NBA

Where Should You Draft Rudy Gobert in Fantasy Hoops This Year?

Gobert finished last season strong and led a lot of his owners to fantasy championships. Where should you target him this year?

Utah Jazz center Rudy Gobert made our "All-Waiver-Wire Team" last season for tearing the league apart after the All-Star break.

As is the case after most late-season breakouts, there is already a debate simmering among fantasy hoops fanatics about where to take the big Frenchman in this year's drafts. Can he build on the success he had in the second half last year, or was his late-season dominance just a mirage that will cause prospective owners to overvalue and overdraft him this year?

With an average draft position (ADP) of 214 in 2014 (according to FantasyPros.com), Gobert likely went undrafted in most standard 10- and 12-team leagues last year. During the first half of the season, he put up subtly useful averages of 6.9 points, 7.3 rebounds, 1.1 assists, 0.7 steals, 2.2 blocks, and 1.1 turnovers through 53 games, while shooting 62.9% from the field and 61.2% from the free throw line.

That was good enough for a ranking of 62nd in nine-category leagues, but he was still mostly unowned at that time because of the lack of scoring flash and the unreliable nature of his mere 21.9 minutes of playing time per contest.
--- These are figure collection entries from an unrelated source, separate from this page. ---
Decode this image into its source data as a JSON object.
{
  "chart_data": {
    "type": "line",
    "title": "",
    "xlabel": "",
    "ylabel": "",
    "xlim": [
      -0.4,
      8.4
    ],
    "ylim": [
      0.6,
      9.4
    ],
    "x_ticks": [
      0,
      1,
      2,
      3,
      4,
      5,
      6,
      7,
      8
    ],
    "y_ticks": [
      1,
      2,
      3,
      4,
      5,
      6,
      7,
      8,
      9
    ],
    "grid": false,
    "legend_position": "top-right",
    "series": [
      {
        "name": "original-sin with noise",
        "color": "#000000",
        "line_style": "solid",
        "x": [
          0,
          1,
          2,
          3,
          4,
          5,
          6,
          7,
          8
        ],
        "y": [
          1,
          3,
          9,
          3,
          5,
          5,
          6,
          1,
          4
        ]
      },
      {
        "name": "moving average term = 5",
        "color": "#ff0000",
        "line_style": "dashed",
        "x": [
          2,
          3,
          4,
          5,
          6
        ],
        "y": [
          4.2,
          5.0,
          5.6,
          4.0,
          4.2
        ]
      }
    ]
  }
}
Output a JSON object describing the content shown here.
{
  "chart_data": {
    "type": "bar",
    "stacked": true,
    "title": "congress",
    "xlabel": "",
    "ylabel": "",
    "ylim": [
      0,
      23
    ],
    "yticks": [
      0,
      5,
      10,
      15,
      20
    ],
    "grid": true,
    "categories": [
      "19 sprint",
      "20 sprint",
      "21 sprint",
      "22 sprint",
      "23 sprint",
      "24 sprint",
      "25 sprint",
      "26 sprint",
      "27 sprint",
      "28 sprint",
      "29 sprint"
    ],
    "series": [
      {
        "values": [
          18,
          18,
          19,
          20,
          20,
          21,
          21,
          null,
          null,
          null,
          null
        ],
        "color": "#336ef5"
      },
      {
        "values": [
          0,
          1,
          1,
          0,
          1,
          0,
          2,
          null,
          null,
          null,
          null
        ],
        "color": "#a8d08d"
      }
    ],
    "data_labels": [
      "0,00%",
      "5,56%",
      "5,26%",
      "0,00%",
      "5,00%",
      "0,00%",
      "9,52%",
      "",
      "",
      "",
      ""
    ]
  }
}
Despite Gobert's solid per-minute production over the first half, the Jazz remained committed to Enes Kanter and Derrick Favors as their starting frontcourt right up until the All-Star break, while Rudy's owners were left to dream of what could be. Thankfully for those #FreeGobert crusaders who held on tight through his quietly solid and understated early-season production, they were rewarded over the break when the Jazz traded Kanter to Oklahoma City and finally decided to unleash "the Stifle Tower" on the NBA.

During the two remaining months of 2014-15, Gobert was an absolute beast. Through his final 29 games of the season (all starts), he averaged 11.1 points, 13.4 rebounds, 1.8 assists, 1.0 steal, 2.6 blocks, and 1.8 turnovers, while shooting 57.6% from the field and 63.3% from the charity stripe. That was good enough for 19th overall in nine-category leagues over that span.

If you compare the first month of his getting used to the starting role and the month that followed, there's even more reason to be excited about where his fantasy value is going.

Gobert GP MIN PTS REB AST STL BLK FG% FT% TOV 9-Cat Rank
2/20-3/21 16 34.2 9.5 14.1 1.8 0.9 2.6 55.1% 62.9% 1.8 19th
3/23-4/15 13 34.8 13.1 12.6 1.8 1.0 2.5 60.0% 63.8% 1.8 19th


19th overall in nine-category leagues in both months? That's consistent fantasy value, my friends.

The first month didn't feature a lot of offensive output from Gobert, but the monster rebound and block numbers more than made up for that. The second month saw his rebounding numbers dip a bit as he was asked to do more on the offensive end, but Gobert's finding his shooting touch (60.0% from the field) and upping his scoring by nearly four points per game buoyed his value through that just fine.

Both the 16- and 13-game samples are admittedly on the small side, but the fact that he came in at 19th overall in both cases with comparable assist, steal, block, and free throw numbers shows that he has the potential to be a consistent multi-category threat.

The Jazz are a fantastic defensive team with Gobert starting -- first overall in Defensive Efficiency at 94.8 points allowed per 100 possessions after the All-Star break, compared to 27th at 106.1 allowed before the Kanter trade -- so you can bet that the 34-plus minutes per game he put up regularly as a locked-in member of the starting five to close out the season will be the new norm.

Throw in the fact that he's only 23 years old and the near-negligible holes in his fantasy game (points and free throw percentage) will almost certainly get better with time and 19th overall starts to seem like a conservative floor for the budding big man.

Gobert's current Yahoo O-Rank is 25 (beginning of the third round in standard 12-teamers), but his dominant second half of 2014-15 makes him viable as an early second-round pick at a minimum in redraft leagues, and possibly even as a first-rounder in keeper and dynasty formats.

His post-break rebounding (13.4), block (2.6), and field goal percentage (57.6%) numbers would've placed him third, fifth, and second in the league respectively, if prorated over the full season. That's Anthony Davis-esque. You don't get Brow's scoring or free throw numbers, but everything else is in the same ballpark, and you simply don't let fantasy goodies like those slip much later than the first group of must-have studs in fantasy drafts.